「あおーげばーとおーとしー」
「……」
「わがーしのーお」
「なんやねん一体」
「卒業式に向けての練習です。ああ、勝手に歌っとくんで気にせずどうぞ続けてください」
「気にするわ!」
「え?謙也くんたら私のこと…」
「追い出すぞ」
「すんません黙ります」

もうすぐ卒業だというのに生徒たちはこの歌のようにしんみりしている暇はありません。何せお受験真っ最中ですから、私みたいに呑気に歌っていられるわけなんかないのです。わかっています。でもこんなピリピリせかせかした最後はいやです。あっさりしたお別れなんて絶対いやです。

「なー、謙也」
「なに」

さっきは怒っていたのに、彼はぶっきらぼうではありますが答えてくれました。少し突っ込みがきつい時もあるけど本当は優しいのです。彼とは生まれる前から並んで歩いていたようなものなので蔵之介くんよりもよく知っています。物心ついた時からこんな感じでした。今流行りのツンデレなんていう言葉が彼にぴったりだと思います。そんなことを考えているとだからなんやねん!と言われてしまいました。
キレ症という言葉も彼にぴったりだと思います。

「明日、式終わったら、すぐ帰る?」
「そのつもりやけど、なんで?」
「え、いや、最後やしみんなでぱーっと、…とか思ったり思わんかったり」
「あー、でもほとんどまだ受験やからなあ、終わってからまた集まろや。

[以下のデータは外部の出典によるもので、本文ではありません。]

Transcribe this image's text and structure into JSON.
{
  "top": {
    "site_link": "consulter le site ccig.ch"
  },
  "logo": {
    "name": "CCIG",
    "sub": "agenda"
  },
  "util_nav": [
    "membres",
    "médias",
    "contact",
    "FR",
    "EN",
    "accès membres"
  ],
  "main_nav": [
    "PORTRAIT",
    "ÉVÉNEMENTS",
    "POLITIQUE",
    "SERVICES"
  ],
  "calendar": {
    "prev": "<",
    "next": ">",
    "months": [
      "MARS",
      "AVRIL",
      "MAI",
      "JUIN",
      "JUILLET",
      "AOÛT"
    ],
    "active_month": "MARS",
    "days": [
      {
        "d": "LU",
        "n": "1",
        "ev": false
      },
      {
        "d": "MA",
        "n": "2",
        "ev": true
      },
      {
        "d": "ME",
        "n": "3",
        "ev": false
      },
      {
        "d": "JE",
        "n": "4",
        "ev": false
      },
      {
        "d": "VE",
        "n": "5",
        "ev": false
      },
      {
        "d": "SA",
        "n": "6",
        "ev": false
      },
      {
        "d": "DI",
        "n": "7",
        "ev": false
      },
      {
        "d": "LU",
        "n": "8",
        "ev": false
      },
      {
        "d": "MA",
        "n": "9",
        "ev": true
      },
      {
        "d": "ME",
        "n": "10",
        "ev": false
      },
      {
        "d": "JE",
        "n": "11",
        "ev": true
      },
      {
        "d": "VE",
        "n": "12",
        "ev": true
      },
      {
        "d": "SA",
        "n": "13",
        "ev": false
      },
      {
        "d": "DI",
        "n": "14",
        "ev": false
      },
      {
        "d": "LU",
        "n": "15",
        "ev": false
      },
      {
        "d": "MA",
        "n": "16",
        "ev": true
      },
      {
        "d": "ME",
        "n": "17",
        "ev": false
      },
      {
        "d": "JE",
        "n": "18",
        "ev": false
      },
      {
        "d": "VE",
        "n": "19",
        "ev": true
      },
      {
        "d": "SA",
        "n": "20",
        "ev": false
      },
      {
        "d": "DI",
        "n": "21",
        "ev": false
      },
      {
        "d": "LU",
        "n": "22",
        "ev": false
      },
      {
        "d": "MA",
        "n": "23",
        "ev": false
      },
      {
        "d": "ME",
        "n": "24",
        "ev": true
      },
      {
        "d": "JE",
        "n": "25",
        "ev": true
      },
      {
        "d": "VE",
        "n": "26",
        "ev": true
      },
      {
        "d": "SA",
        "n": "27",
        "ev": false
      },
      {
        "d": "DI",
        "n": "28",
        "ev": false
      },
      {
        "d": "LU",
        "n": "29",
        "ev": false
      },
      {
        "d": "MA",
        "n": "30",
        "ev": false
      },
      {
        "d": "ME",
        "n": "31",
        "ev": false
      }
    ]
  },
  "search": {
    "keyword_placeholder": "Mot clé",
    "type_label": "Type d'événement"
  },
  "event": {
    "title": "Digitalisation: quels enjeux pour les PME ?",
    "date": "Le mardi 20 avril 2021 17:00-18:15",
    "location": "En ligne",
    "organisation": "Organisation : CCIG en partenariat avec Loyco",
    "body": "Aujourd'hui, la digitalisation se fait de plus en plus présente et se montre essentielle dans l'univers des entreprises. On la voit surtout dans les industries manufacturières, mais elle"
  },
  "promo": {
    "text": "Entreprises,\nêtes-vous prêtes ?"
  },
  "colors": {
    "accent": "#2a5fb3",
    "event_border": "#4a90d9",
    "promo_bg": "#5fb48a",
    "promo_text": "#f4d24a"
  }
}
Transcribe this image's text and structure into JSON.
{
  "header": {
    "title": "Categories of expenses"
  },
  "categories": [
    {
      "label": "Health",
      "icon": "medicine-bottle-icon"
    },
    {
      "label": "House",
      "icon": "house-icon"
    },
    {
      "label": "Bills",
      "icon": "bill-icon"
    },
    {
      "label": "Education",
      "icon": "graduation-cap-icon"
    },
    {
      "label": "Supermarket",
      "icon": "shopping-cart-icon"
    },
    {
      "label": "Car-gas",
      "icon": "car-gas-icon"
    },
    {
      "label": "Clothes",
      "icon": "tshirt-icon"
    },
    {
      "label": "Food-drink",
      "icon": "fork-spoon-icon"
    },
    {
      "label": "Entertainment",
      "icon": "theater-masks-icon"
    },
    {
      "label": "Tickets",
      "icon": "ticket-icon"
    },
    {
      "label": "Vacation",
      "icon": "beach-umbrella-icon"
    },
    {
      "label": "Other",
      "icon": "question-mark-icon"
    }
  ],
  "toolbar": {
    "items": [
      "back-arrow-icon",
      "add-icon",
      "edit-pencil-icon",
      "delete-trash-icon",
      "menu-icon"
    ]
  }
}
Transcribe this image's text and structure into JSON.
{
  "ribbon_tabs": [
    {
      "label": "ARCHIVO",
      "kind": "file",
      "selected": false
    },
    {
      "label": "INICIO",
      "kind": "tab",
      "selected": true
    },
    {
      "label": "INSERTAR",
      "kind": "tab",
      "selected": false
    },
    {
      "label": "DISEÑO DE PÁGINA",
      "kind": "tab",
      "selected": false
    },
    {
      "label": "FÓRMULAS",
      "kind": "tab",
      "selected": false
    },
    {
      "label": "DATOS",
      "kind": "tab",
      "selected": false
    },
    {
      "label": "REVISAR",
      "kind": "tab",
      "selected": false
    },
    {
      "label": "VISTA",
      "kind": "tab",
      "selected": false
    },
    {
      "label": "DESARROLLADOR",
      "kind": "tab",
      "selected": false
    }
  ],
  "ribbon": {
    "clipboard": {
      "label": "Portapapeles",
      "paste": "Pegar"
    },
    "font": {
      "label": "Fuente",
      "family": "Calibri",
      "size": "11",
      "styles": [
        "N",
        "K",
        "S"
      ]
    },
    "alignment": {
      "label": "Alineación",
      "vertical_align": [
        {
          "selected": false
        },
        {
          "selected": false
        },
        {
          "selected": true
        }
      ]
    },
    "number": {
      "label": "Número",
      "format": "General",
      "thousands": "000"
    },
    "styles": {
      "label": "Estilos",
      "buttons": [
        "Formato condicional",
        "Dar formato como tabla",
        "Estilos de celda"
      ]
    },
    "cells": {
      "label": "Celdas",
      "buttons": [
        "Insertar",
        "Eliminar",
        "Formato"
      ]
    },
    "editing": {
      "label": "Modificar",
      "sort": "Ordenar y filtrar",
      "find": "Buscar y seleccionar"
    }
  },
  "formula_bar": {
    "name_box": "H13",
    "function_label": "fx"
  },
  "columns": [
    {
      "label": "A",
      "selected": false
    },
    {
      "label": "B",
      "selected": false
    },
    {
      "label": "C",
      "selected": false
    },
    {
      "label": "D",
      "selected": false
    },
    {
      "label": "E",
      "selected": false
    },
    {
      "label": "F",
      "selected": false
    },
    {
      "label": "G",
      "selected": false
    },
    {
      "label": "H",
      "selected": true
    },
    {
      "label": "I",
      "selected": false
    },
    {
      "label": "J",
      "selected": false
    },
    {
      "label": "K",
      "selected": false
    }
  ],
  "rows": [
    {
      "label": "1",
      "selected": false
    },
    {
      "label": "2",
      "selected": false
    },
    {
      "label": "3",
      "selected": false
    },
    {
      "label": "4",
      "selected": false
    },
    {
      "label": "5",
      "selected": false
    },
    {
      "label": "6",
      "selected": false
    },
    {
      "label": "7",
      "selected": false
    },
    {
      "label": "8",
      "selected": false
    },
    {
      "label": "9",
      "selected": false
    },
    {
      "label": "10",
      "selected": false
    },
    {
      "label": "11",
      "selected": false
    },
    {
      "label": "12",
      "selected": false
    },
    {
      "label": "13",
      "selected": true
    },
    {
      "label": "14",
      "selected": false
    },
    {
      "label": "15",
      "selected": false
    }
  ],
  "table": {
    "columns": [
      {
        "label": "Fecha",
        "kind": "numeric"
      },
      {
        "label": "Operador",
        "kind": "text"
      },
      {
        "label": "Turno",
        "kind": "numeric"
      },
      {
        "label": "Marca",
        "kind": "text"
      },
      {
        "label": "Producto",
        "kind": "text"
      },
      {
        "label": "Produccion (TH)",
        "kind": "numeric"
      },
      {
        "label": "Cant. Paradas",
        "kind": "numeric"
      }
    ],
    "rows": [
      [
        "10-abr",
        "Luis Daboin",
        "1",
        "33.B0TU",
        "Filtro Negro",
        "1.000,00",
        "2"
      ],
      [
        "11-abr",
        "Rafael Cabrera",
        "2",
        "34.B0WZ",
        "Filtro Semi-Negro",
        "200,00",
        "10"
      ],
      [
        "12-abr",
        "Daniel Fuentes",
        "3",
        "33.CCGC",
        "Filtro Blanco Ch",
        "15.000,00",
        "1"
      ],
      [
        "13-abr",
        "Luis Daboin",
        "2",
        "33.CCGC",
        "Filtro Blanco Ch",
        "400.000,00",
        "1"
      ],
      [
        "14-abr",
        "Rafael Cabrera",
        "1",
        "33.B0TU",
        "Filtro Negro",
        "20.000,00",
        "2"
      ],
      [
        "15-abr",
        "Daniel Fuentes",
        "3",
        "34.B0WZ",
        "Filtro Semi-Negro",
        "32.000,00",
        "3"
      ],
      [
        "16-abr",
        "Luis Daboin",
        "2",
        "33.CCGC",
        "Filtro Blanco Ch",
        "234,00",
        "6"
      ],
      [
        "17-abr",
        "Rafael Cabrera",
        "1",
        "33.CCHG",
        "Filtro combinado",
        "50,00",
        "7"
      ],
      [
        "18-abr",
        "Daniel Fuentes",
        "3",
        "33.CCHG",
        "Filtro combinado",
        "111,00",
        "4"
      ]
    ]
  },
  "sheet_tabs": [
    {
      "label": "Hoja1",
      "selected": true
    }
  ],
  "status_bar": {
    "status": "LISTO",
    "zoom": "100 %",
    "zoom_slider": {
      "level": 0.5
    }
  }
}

その方がみんな都合いーやろ」
「…ああ、うん、そーやんな」
「よし、じゃあそれに向けて頑張ろ!」

そう言って謙也くんがまた参考書に目を向けたので私も隣に座って参考書を開きました。仕方ない、仕方ない、その言葉が頭の中でぐるぐるぐるぐる走り回るので参考書の内容など全く頭に入りませんでした。

卒業式は無事に終わりました。みんなで写真を撮った後、私と余裕をぶっかましている蔵之介くんの二人を残して謙也くんたちはすぐにいなくなりました。残された二人で思い出を語って笑い合おうとしましたが、やはり笑ってなんかいられませんでした。謙也、けんや、ケンヤ。頭の中の私がこもった声で叫びます。ずっと一緒にいたいよ。今までみたいに笑い合って、馬鹿やって、喧嘩して。だけどもうさようなら。またみんなで集まろうっていってたけど、さようなら。泣いてしまった私の横に蔵之介くんは座って何も言わず背中をぽんぽんと叩いてくれました。
だけど私が泣きやむ頃私は蔵之介くんからとても優しくなだめるような説教を受けていました。気持ちは分かるけどな、これはしゃーないことやん。いつまでも高校生じゃいられへんやん。みんな卒業して大人になってさ、そりゃ変わってしまうやろうし忙しくて会われへんかもしらんけど、俺たちはどーせここら辺の大学いくんやし、会おうと思えばいつでも会えるやんか。
違う、そうじゃないんだよ蔵之介。卒業するのが悲しいわけじゃない。私もう皆に会えないかもしれないんだよ、今日で最期かもしれないんだよ、蔵之介も千歳も石田くんも、謙也も、みんなみんな。私は皆の前から消える。皆が私の前から消える。きっともうそういう運命なんだ。
そんなことを考えてるとまたぼろぼろと涙が出てきたのです。拉致があかないので蔵之介くんにはありがとうもう大丈夫やから帰ろ、と精一杯の笑顔で言いました。蔵之介くんはまだ心配そうな顔だけどちゃんと笑い返してくれました。